Разбудил Максима шепот. Он доходил до него откуда-то снизу. Свесил голову и увидел выползающего из-под нар отца.
— Здорово, сын.
— Ты как сюда попал?
— Да вот, принес тебе продукты.
— Зачем? Я бы сам приехал. Мне старшой лошадь обещал.
— А может, я соскучился по тебе. — улыбнулся Василий Васильевич. — Кстати, и друга к тебе привел.
— Володьку?!
Максим спрыгнул с нар и выскочил из шалаша. У костра, по-турецки скрестив ноги, сидел Володька. Увидев Максима, он широко заулыбался.
— Володь, чёй-то ты тут делаешь?
— Кашу варю. А ты знаешь, маму из тюрьмы выпустили. И Коростина, и всех.
— Ну да? Кто же их освободил?
— Губернатор. Только не сам он. Дядя Вася, Никита Григорьевич поехали к губернатору и предъявили, как он называется… а, ультиматум: если он наших не освободит, то главные мастерские и депо забастуют.

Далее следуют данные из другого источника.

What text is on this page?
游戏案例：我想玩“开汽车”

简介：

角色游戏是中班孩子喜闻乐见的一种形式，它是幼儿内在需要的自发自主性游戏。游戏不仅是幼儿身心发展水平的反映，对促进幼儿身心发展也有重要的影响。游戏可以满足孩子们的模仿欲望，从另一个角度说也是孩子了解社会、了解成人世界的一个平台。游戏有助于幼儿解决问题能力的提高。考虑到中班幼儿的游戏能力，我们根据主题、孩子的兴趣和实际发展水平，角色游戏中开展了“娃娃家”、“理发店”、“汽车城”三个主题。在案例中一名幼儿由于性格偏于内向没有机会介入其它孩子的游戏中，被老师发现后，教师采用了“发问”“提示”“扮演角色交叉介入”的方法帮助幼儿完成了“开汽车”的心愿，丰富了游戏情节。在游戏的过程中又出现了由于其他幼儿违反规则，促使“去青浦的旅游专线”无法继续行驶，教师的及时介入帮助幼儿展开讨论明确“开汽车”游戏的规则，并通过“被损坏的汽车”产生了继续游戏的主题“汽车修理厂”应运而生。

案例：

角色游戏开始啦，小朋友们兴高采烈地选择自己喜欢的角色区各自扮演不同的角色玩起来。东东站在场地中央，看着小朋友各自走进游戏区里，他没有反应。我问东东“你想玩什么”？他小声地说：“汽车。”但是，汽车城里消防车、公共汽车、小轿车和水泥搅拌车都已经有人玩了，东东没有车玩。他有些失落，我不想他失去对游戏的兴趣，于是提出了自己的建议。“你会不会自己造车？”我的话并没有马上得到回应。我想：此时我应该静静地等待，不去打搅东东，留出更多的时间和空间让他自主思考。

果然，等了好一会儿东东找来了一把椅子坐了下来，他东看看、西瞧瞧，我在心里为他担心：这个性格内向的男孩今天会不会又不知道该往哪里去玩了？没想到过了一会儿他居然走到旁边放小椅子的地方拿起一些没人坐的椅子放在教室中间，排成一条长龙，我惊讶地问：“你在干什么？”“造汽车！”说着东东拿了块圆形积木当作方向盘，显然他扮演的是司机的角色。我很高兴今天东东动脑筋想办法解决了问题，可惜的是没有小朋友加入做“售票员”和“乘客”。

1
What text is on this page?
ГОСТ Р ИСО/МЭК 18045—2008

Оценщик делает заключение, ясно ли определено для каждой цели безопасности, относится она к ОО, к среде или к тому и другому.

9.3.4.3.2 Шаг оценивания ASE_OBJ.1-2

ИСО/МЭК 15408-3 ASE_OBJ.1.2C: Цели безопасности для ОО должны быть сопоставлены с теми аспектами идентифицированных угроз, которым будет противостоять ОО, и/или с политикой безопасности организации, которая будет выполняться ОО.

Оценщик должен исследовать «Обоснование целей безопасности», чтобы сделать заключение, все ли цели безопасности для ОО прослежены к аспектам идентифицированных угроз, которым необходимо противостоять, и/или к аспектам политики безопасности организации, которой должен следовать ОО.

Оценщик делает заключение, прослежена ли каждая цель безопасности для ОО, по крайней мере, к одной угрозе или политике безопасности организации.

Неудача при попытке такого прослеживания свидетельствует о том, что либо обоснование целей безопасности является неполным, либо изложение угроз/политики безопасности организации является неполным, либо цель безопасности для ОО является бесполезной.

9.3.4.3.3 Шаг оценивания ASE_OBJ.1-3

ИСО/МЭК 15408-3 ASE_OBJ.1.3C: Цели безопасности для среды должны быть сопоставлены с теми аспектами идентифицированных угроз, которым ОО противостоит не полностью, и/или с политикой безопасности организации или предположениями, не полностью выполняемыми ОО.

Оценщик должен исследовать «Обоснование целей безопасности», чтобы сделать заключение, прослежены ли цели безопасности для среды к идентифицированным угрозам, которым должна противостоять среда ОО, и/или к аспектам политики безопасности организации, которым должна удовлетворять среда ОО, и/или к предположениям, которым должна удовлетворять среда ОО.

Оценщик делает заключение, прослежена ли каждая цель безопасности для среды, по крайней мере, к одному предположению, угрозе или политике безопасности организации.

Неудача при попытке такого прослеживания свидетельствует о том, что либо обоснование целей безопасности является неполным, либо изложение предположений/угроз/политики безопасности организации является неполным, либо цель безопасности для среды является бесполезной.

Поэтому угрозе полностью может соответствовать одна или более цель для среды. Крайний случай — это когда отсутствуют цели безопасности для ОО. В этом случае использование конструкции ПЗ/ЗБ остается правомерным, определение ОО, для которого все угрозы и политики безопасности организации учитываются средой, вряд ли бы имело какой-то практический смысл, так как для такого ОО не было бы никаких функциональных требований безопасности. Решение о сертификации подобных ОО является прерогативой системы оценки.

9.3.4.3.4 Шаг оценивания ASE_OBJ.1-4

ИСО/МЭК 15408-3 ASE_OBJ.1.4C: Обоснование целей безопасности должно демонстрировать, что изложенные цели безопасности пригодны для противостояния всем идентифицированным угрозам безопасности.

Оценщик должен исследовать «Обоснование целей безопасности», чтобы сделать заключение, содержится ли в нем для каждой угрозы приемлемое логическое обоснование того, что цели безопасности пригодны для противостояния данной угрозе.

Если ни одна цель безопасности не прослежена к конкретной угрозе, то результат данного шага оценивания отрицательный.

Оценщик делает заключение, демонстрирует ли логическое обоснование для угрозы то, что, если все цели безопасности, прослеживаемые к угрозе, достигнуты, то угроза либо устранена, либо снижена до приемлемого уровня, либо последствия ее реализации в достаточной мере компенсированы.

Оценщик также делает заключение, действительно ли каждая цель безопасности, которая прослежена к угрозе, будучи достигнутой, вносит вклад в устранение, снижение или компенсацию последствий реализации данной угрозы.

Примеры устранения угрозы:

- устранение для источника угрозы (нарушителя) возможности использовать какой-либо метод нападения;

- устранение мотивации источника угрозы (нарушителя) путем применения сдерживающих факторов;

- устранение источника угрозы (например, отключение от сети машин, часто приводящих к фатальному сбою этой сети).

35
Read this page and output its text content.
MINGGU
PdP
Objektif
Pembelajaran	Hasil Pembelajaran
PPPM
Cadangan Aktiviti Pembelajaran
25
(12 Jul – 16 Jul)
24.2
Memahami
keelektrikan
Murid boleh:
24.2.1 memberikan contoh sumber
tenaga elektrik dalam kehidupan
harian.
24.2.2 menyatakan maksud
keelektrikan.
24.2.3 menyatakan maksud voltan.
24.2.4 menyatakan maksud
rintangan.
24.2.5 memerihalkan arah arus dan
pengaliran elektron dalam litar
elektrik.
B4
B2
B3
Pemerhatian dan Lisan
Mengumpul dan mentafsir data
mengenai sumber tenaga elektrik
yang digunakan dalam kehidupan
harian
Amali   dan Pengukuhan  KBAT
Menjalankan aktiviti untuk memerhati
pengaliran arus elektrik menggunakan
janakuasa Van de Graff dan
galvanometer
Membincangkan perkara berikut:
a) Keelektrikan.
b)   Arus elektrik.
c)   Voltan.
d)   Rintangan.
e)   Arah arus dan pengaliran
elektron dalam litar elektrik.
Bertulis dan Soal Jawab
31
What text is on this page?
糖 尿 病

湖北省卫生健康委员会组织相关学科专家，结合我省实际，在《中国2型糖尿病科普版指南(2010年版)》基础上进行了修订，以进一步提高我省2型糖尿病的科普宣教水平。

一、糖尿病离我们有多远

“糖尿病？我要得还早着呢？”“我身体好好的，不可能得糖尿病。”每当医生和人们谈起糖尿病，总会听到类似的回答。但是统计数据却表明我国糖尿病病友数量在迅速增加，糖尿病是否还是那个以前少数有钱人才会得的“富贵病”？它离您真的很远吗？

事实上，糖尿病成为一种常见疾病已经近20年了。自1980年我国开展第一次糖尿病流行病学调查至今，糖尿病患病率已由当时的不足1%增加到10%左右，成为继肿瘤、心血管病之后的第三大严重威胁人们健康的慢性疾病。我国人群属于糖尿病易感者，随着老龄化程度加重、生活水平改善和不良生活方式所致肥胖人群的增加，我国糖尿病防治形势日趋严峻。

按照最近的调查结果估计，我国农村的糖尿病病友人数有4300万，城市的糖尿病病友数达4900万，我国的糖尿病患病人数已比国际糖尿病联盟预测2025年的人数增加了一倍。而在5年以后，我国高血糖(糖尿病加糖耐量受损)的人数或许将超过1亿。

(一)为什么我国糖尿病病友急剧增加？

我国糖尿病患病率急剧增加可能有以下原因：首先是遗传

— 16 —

Губернатор напугался и выпустил. Коростину предложили в 24 часа покинуть Оренбург, а маму признали ни в чем не виноватой.
— Вот здорово!
— А ну-ка, друзья, — вышел из шалаша Василий Васильевич, — сбегайте к Абдул Валеевичу, пусть он в обед придет сюда.
— А Газиса можно позвать?
— Зови.
Когда друзья вернулись, дедушка что-то колдовал у костра над ведром.
— Ну вот, и обед как раз поспел, садитесь-ка, ребятки, попробуйте моего варева.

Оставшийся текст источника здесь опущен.